Kassensysteme im Einzelhandel
Foto von linder6580

Die ersten Kassensysteme für den Einzelhandel wurden bereits im späten 19. Jahrhundert erfunden und bestanden lediglich aus mechanischen Registrierkassen, die ein Bargeldfach enthielten. Im Laufe der Zeit hat sich das Bild jedoch enorm gewandelt. Heute sind diese Systeme weitaus komplexer und umfassen in der Regel eine hoch entwickelte Programmlogik, eine Erfassungseinheit (Scanner, Lesegerät oder Tastatur), eine Bargeldlade sowie einen Bondrucker. Sie können somit vollständig in das bestehende Warenwirtschaftssystem eingebunden werden, das heißt, sie stehen unmittelbar mit der Buchhaltung oder der Warenwirtschaft in Verbindung. Außerdem garantieren sie einen beschleunigten Kassiervorgang und sind sogar in der Lage, mithilfe von persönlichen Kunden- oder Bonuskarten die Kaufgewohnheiten einzelner Kunden zu erfassen.

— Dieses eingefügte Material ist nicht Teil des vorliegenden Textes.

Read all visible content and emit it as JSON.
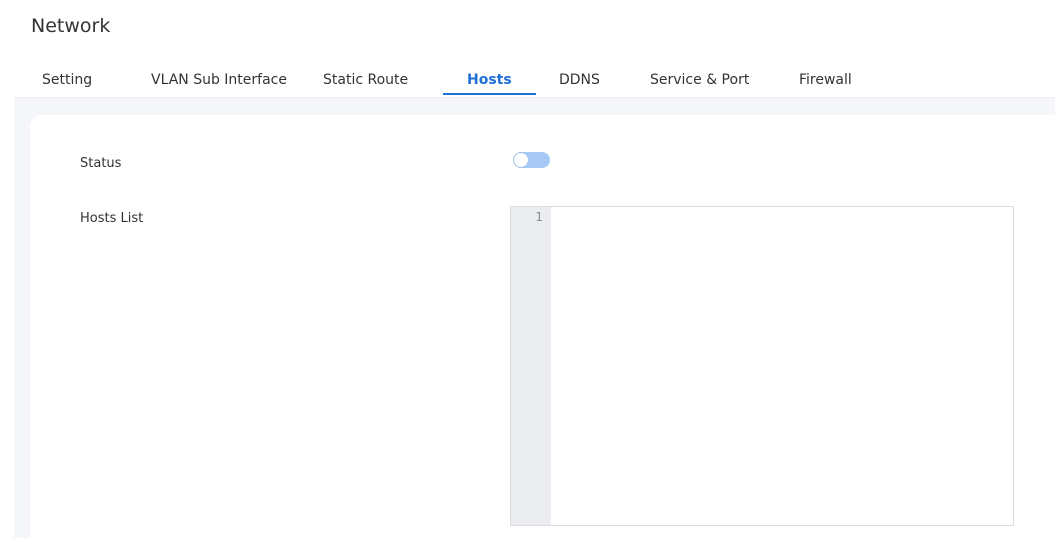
{
  "header": {
    "title": "Network"
  },
  "tabs": [
    {
      "label": "Setting",
      "active": false
    },
    {
      "label": "VLAN Sub Interface",
      "active": false
    },
    {
      "label": "Static Route",
      "active": false
    },
    {
      "label": "Hosts",
      "active": true
    },
    {
      "label": "DDNS",
      "active": false
    },
    {
      "label": "Service & Port",
      "active": false
    },
    {
      "label": "Firewall",
      "active": false
    }
  ],
  "form": {
    "status_label": "Status",
    "status_enabled": false,
    "hosts_list_label": "Hosts List",
    "hosts_list_value": "",
    "line_numbers": [
      "1"
    ]
  },
  "colors": {
    "accent": "#1f6fd8",
    "toggle_off": "#a6c8f5",
    "content_background": "#f5f6f9",
    "gutter": "#ebedf1"
  },
  "icons": {
    "status_toggle": "toggle-switch-icon"
  }
}
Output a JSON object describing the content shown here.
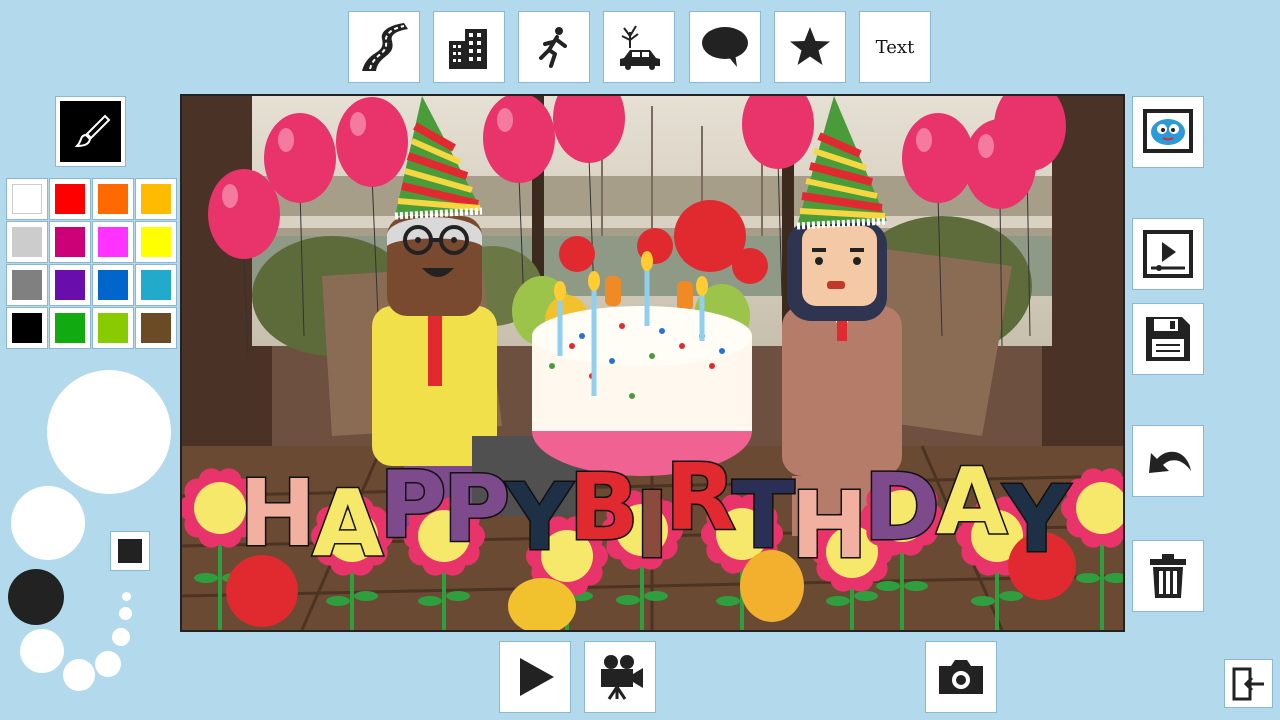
{
  "toolbar": {
    "top": [
      {
        "name": "road-tool-button",
        "icon": "road-icon"
      },
      {
        "name": "buildings-tool-button",
        "icon": "buildings-icon"
      },
      {
        "name": "characters-tool-button",
        "icon": "running-person-icon"
      },
      {
        "name": "scene-tool-button",
        "icon": "tree-car-icon"
      },
      {
        "name": "speech-bubble-tool-button",
        "icon": "speech-bubble-icon"
      },
      {
        "name": "star-tool-button",
        "icon": "star-icon"
      },
      {
        "name": "text-tool-button",
        "label": "Text"
      }
    ],
    "right": [
      {
        "name": "mascot-gallery-button",
        "icon": "mascot-icon"
      },
      {
        "name": "play-slideshow-button",
        "icon": "video-player-icon"
      },
      {
        "name": "save-button",
        "icon": "floppy-disk-icon"
      },
      {
        "name": "undo-button",
        "icon": "undo-icon"
      },
      {
        "name": "delete-button",
        "icon": "trash-icon"
      }
    ],
    "bottom": [
      {
        "name": "play-button",
        "icon": "play-icon"
      },
      {
        "name": "record-video-button",
        "icon": "movie-camera-icon"
      },
      {
        "name": "screenshot-button",
        "icon": "camera-icon"
      }
    ],
    "exit": {
      "name": "exit-button",
      "icon": "exit-door-icon"
    }
  },
  "brush": {
    "icon": "paintbrush-icon",
    "selected_size": "small"
  },
  "palette": [
    "#ffffff",
    "#ff0000",
    "#ff6a00",
    "#ffbb00",
    "#cccccc",
    "#cc0077",
    "#ff33ff",
    "#ffff00",
    "#808080",
    "#6a0dad",
    "#0066cc",
    "#22aacc",
    "#000000",
    "#11aa11",
    "#88cc00",
    "#6b4a26"
  ],
  "canvas": {
    "title_letters": [
      {
        "ch": "H",
        "color": "#f2b0a0"
      },
      {
        "ch": "A",
        "color": "#f5e86a"
      },
      {
        "ch": "P",
        "color": "#7d4a8c"
      },
      {
        "ch": "P",
        "color": "#7d4a8c"
      },
      {
        "ch": "Y",
        "color": "#1d3046"
      },
      {
        "ch": "B",
        "color": "#e02a30"
      },
      {
        "ch": "I",
        "color": "#8a4a3c"
      },
      {
        "ch": "R",
        "color": "#e02a30"
      },
      {
        "ch": "T",
        "color": "#2a2f55"
      },
      {
        "ch": "H",
        "color": "#f2b0a0"
      },
      {
        "ch": "D",
        "color": "#7d4a8c"
      },
      {
        "ch": "A",
        "color": "#f5e86a"
      },
      {
        "ch": "Y",
        "color": "#1d3046"
      }
    ]
  }
}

Die Kassensysteme beim Einzelhandel unterscheiden sich aber in Leistungsspektrum und Umfang recht deutlich. So reicht beispielsweise für einen kleineren Laden ein relativ einfaches und übersichtliches System bereits aus, während die Filialen großer Einzelhandelsketten meist an ein sehr komplexes Kassensystem angeschlossen sind. Auf diese Weise können Abverkäufe in den einzelnen Filialen binnen kürzester Zeit erfasst und Nachbestellungen geordert werden, so dass Engpässe nahezu ausbleiben.
Die meisten Kassensysteme im Einzelhandel werden mit dem Betriebssystem Windows ausgestattet, Linux ist dagegen weniger gebräuchlich. In puncto Hardware spielen Touchscreens eine immer größere Rolle: Das Display zeigt innerhalb eines Kassenvorgangs nur die unbedingt erforderlichen Tasten an, was zur Vermeidung von Fehlern und einem effizienteren Kassiervorgang beiträgt.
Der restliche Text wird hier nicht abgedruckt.